Actually, Tenerezza’s first-class values aren’t merely sets. Every first-class value in Tenerezza carries an input set, but it also receives an output set. Overall, it represents a communication channel.

This actually means Tenerezza programs may have causality paradoxes as inputs loop around to become outputs and back, but these infinite loops should be about as easy to debug as the infinite loops today’s programmers are used to.

The macro layer

Although the Tenerezza language does some desugaring so programs can be written in a convenient format, the Tenerezza language is going to be pretty verbose to use directly. Possibly the biggest issue is that a Tenerezza program needs to have names denoting every one of its cheap steps, and these special-purpose, implementation-dependent names clutter the code.

I’ve designed a macro layer. Macros can locally convert custom surface syntaxes into the standard Tenerezza sugar, and Tenerezza can then do nonlocal desugaring transformations to decompose the program into cheap steps.
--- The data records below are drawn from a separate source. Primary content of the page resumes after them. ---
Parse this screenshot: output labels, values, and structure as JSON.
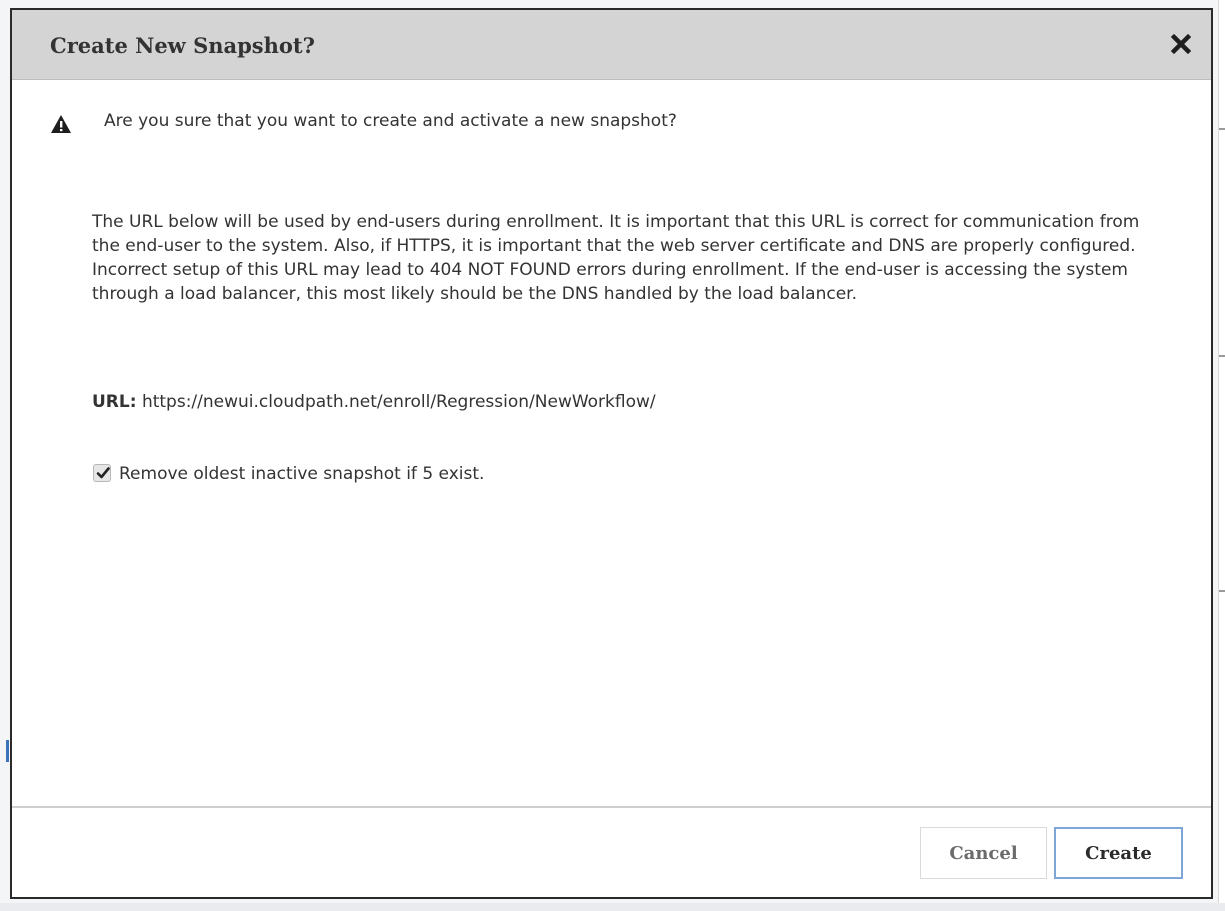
{
  "dialog": {
    "title": "Create New Snapshot?",
    "close_icon": "close-x-icon",
    "warning_icon": "warning-triangle-icon",
    "question": "Are you sure that you want to create and activate a new snapshot?",
    "info_paragraph": "The URL below will be used by end-users during enrollment. It is important that this URL is correct for communication from the end-user to the system. Also, if HTTPS, it is important that the web server certificate and DNS are properly configured. Incorrect setup of this URL may lead to 404 NOT FOUND errors during enrollment. If the end-user is accessing the system through a load balancer, this most likely should be the DNS handled by the load balancer.",
    "url_label": "URL:",
    "url_value": "https://newui.cloudpath.net/enroll/Regression/NewWorkflow/",
    "remove_oldest": {
      "label": "Remove oldest inactive snapshot if 5 exist.",
      "checked": true
    },
    "buttons": {
      "cancel_label": "Cancel",
      "create_label": "Create"
    }
  },
  "colors": {
    "title_bar_bg": "#d4d4d4",
    "dialog_border": "#2a2a2a",
    "text": "#333333",
    "primary_button_border": "#7ea7d8"
  }
}
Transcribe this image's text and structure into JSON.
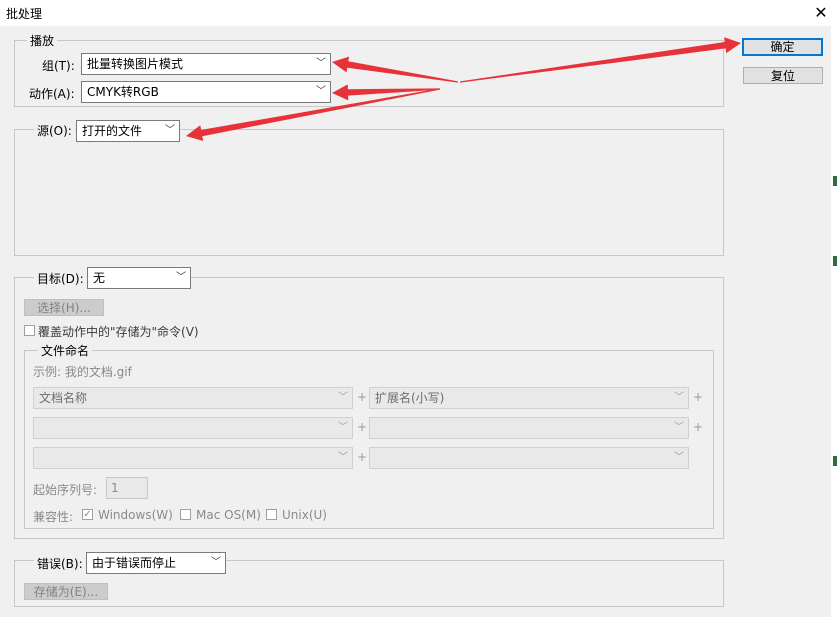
{
  "window": {
    "title": "批处理",
    "close_glyph": "✕"
  },
  "buttons": {
    "ok": "确定",
    "reset": "复位"
  },
  "play": {
    "legend": "播放",
    "set_label": "组(T):",
    "set_value": "批量转换图片模式",
    "action_label": "动作(A):",
    "action_value": "CMYK转RGB"
  },
  "source": {
    "label": "源(O):",
    "value": "打开的文件"
  },
  "destination": {
    "label": "目标(D):",
    "value": "无",
    "choose_button": "选择(H)...",
    "override_label": "覆盖动作中的\"存储为\"命令(V)",
    "naming": {
      "legend": "文件命名",
      "example": "示例: 我的文档.gif",
      "fields": [
        "文档名称",
        "扩展名(小写)",
        "",
        "",
        "",
        ""
      ],
      "start_serial_label": "起始序列号:",
      "start_serial_value": "1",
      "compat_label": "兼容性:",
      "compat_windows": "Windows(W)",
      "compat_mac": "Mac OS(M)",
      "compat_unix": "Unix(U)"
    }
  },
  "errors": {
    "label": "错误(B):",
    "value": "由于错误而停止",
    "save_as_button": "存储为(E)..."
  },
  "annotation": {
    "arrow_color": "#e8323a"
  }
}
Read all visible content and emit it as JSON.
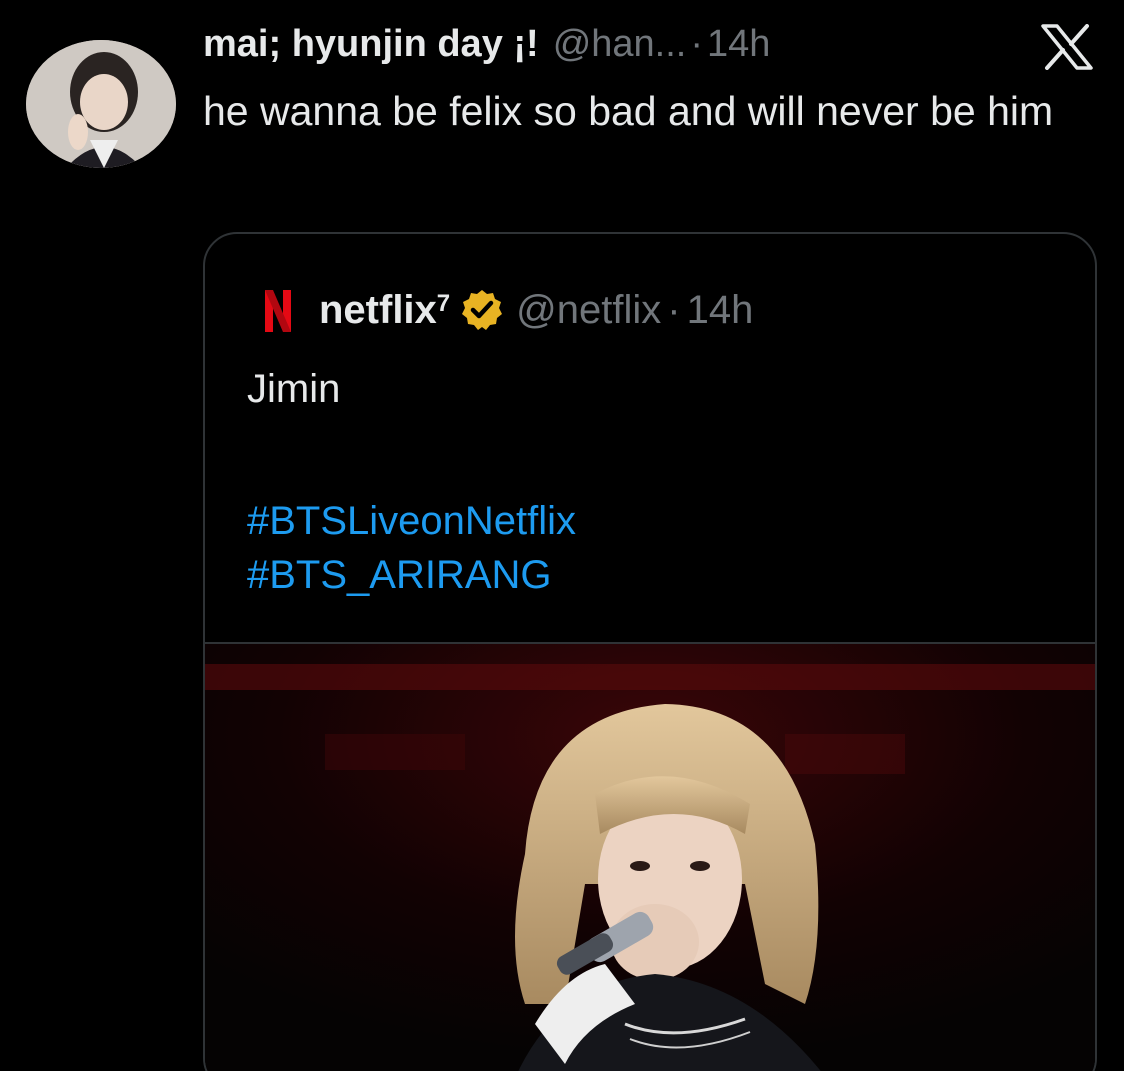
{
  "tweet": {
    "display_name": "mai; hyunjin day ¡!",
    "handle": "@han...",
    "separator": "·",
    "time": "14h",
    "text": "he wanna be felix so bad and will never be him"
  },
  "quoted_tweet": {
    "display_name": "netflix",
    "name_superscript": "7",
    "handle": "@netflix",
    "separator": "·",
    "time": "14h",
    "text": "Jimin",
    "hashtags": [
      "#BTSLiveonNetflix",
      "#BTS_ARIRANG"
    ]
  },
  "icons": {
    "platform_logo": "x-logo-icon",
    "verified": "verified-badge-icon",
    "brand_logo": "netflix-logo-icon"
  },
  "colors": {
    "background": "#000000",
    "primary_text": "#e7e9ea",
    "secondary_text": "#71767b",
    "hashtag": "#1d9bf0",
    "border": "#2f3336",
    "verified_gold": "#e8b323",
    "netflix_red": "#e50914"
  }
}
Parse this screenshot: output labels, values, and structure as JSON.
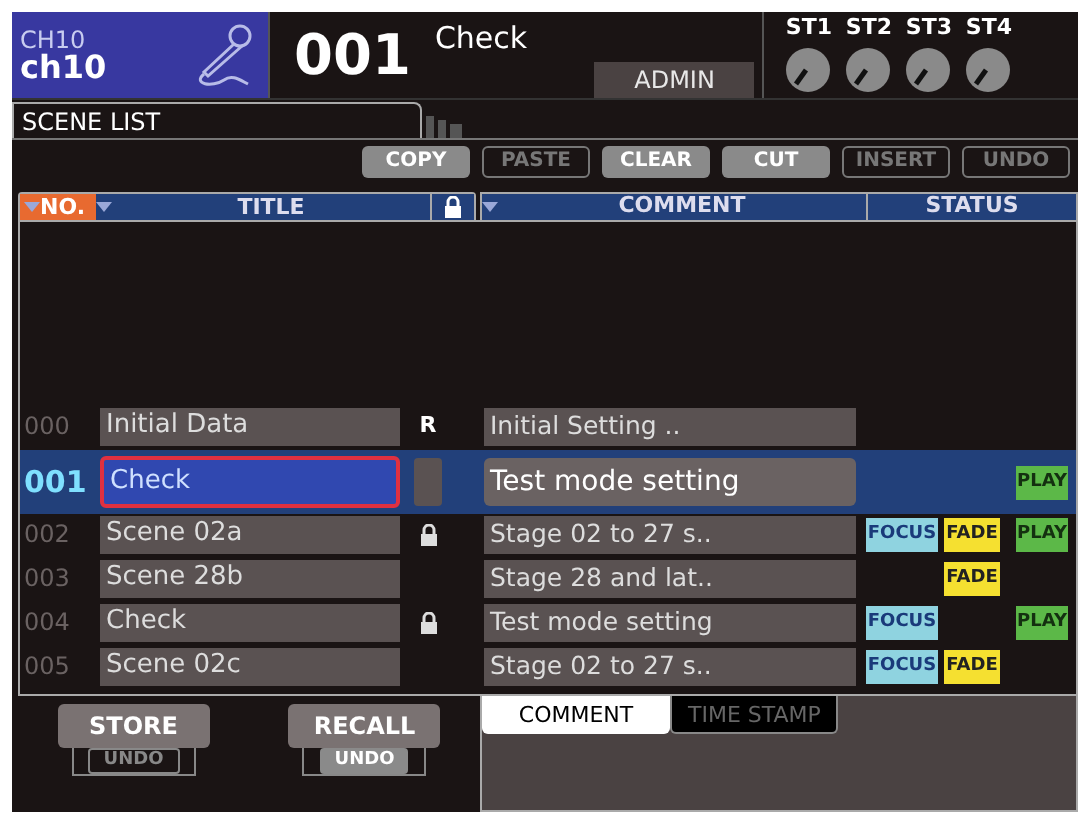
{
  "header": {
    "channel_id": "CH10",
    "channel_name": "ch10",
    "scene_number": "001",
    "scene_title": "Check",
    "user": "ADMIN",
    "knobs": [
      "ST1",
      "ST2",
      "ST3",
      "ST4"
    ]
  },
  "tabs": [
    {
      "label": "SCENE LIST",
      "selected": true
    }
  ],
  "toolbar": [
    {
      "label": "COPY",
      "disabled": false
    },
    {
      "label": "PASTE",
      "disabled": true
    },
    {
      "label": "CLEAR",
      "disabled": false
    },
    {
      "label": "CUT",
      "disabled": false
    },
    {
      "label": "INSERT",
      "disabled": true
    },
    {
      "label": "UNDO",
      "disabled": true
    }
  ],
  "left_columns": [
    {
      "label": "NO.",
      "sorted": true
    },
    {
      "label": "TITLE",
      "sorted": false
    }
  ],
  "right_columns": [
    {
      "label": "COMMENT"
    },
    {
      "label": "STATUS"
    }
  ],
  "scenes": [
    {
      "number": "000",
      "title": "Initial Data",
      "read_only": "R",
      "locked": false,
      "comment": "Initial Setting ..",
      "selected": false
    },
    {
      "number": "001",
      "title": "Check",
      "locked": false,
      "comment": "Test mode setting",
      "tags": [
        {
          "kind": "play",
          "label": "PLAY"
        }
      ],
      "selected": true
    },
    {
      "number": "002",
      "title": "Scene 02a",
      "locked": true,
      "comment": "Stage 02 to 27 s..",
      "tags": [
        {
          "kind": "focus",
          "label": "FOCUS"
        },
        {
          "kind": "fade",
          "label": "FADE"
        },
        {
          "kind": "play",
          "label": "PLAY"
        }
      ],
      "selected": false
    },
    {
      "number": "003",
      "title": "Scene 28b",
      "locked": false,
      "comment": "Stage 28 and lat..",
      "tags": [
        {
          "kind": "fade",
          "label": "FADE"
        }
      ],
      "selected": false
    },
    {
      "number": "004",
      "title": "Check",
      "locked": true,
      "comment": "Test mode setting",
      "tags": [
        {
          "kind": "focus",
          "label": "FOCUS"
        },
        {
          "kind": "play",
          "label": "PLAY"
        }
      ],
      "selected": false
    },
    {
      "number": "005",
      "title": "Scene 02c",
      "locked": false,
      "comment": "Stage 02 to 27 s..",
      "tags": [
        {
          "kind": "focus",
          "label": "FOCUS"
        },
        {
          "kind": "fade",
          "label": "FADE"
        }
      ],
      "selected": false
    }
  ],
  "actions": [
    {
      "label": "STORE",
      "undo": "UNDO",
      "undo_enabled": false
    },
    {
      "label": "RECALL",
      "undo": "UNDO",
      "undo_enabled": true
    }
  ],
  "detail_tabs": [
    {
      "label": "COMMENT",
      "selected": true
    },
    {
      "label": "TIME STAMP",
      "selected": false
    }
  ]
}
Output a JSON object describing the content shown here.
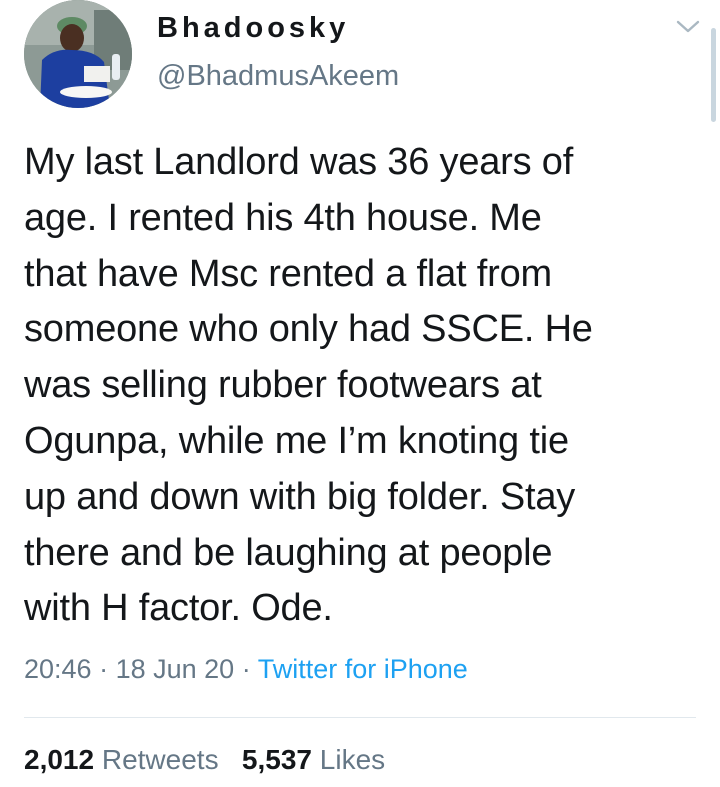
{
  "user": {
    "display_name": "Bhadoosky",
    "handle": "@BhadmusAkeem"
  },
  "tweet": {
    "lines": [
      "My last Landlord was 36 years of",
      "age. I rented his 4th house. Me",
      "that have Msc rented a flat from",
      "someone who only had SSCE. He",
      "was selling rubber footwears at",
      "Ogunpa, while me I’m knoting tie",
      "up and down with big folder. Stay",
      "there and be laughing at people",
      "with H factor. Ode."
    ]
  },
  "meta": {
    "time": "20:46",
    "separator": " · ",
    "date": "18 Jun 20",
    "source": "Twitter for iPhone"
  },
  "stats": {
    "retweets_count": "2,012",
    "retweets_label": "Retweets",
    "likes_count": "5,537",
    "likes_label": "Likes"
  },
  "colors": {
    "text": "#14171a",
    "secondary": "#657786",
    "link": "#1da1f2",
    "divider": "#e1e8ed"
  },
  "icons": {
    "caret": "chevron-down-icon"
  }
}
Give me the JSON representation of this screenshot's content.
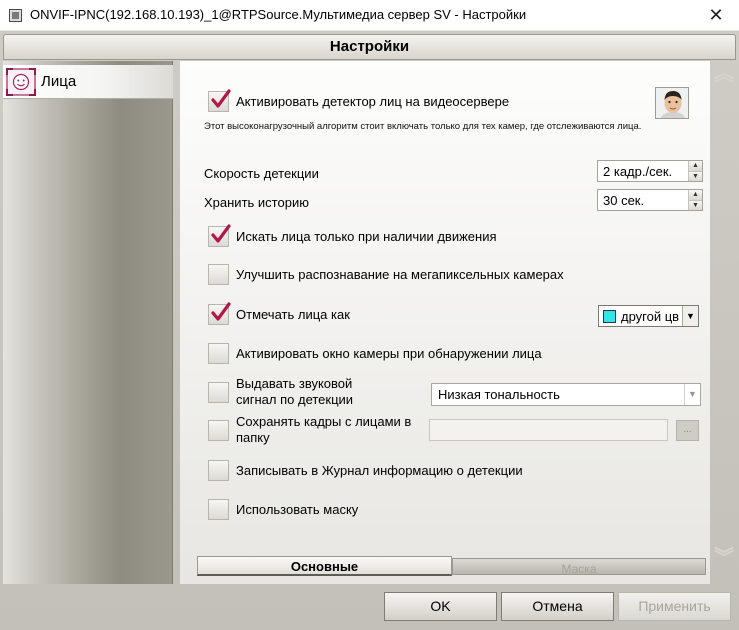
{
  "window": {
    "title": "ONVIF-IPNC(192.168.10.193)_1@RTPSource.Мультимедиа сервер SV - Настройки",
    "close_label": "✕"
  },
  "header": {
    "title": "Настройки"
  },
  "sidebar": {
    "items": [
      {
        "label": "Лица",
        "icon": "face-icon"
      }
    ]
  },
  "settings": {
    "activate_detector": {
      "label": "Активировать детектор лиц на видеосервере",
      "checked": true
    },
    "note": "Этот высоконагрузочный алгоритм стоит включать только для тех камер, где отслеживаются лица.",
    "detection_speed": {
      "label": "Скорость детекции",
      "value": "2 кадр./сек."
    },
    "keep_history": {
      "label": "Хранить историю",
      "value": "30 сек."
    },
    "search_motion": {
      "label": "Искать лица только при наличии движения",
      "checked": true
    },
    "improve_megapixel": {
      "label": "Улучшить распознавание на мегапиксельных камерах",
      "checked": false
    },
    "mark_faces": {
      "label": "Отмечать лица как",
      "checked": true,
      "color_value": "другой цв",
      "swatch_color": "#36e3e8"
    },
    "activate_window": {
      "label": "Активировать окно камеры при обнаружении лица",
      "checked": false
    },
    "sound_signal": {
      "label_line1": "Выдавать звуковой",
      "label_line2": "сигнал по детекции",
      "checked": false,
      "combo_value": "Низкая тональность"
    },
    "save_frames": {
      "label_line1": "Сохранять кадры с лицами в",
      "label_line2": "папку",
      "checked": false,
      "path_value": "",
      "browse_label": "..."
    },
    "write_journal": {
      "label": "Записывать в Журнал информацию о детекции",
      "checked": false
    },
    "use_mask": {
      "label": "Использовать маску",
      "checked": false
    }
  },
  "tabs": [
    {
      "label": "Основные",
      "active": true
    },
    {
      "label": "Маска",
      "active": false
    }
  ],
  "buttons": {
    "ok": "OK",
    "cancel": "Отмена",
    "apply": "Применить"
  },
  "colors": {
    "check_mark": "#b0174a",
    "sidebar_dark": "#8e8b80",
    "frame": "#c3c0b9"
  }
}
I’ve put together the macro layer in an extensible way, using some late binding techniques I learned making Penknife. Unlike in Penknife, this time I’m not reliant on global method tables; I’m now using an idiom where the method is a data structure, and an object is a function that takes a method as an argument. This is a pretty simple idiom, and I might revise it in various quirky OO ways to support things like super and meta-object protocols, but I’m happy that these quirks will not pollute the global definition semantics.

Taking it from here

This is shaping up to be a small design that covers most of the bases of what I’d want for general-purpose programming. Once some further details of the design are fleshed out, such as macro hygiene and code signing, I may start implementing this and using it.

It’ll probably be slow at first since the implementation will be passing around sets, but thanks to Tenerezza programs’ decomposition into cheap steps, it should be pretty easy to profile a program and figure out which specific subprograms could benefit from optimization.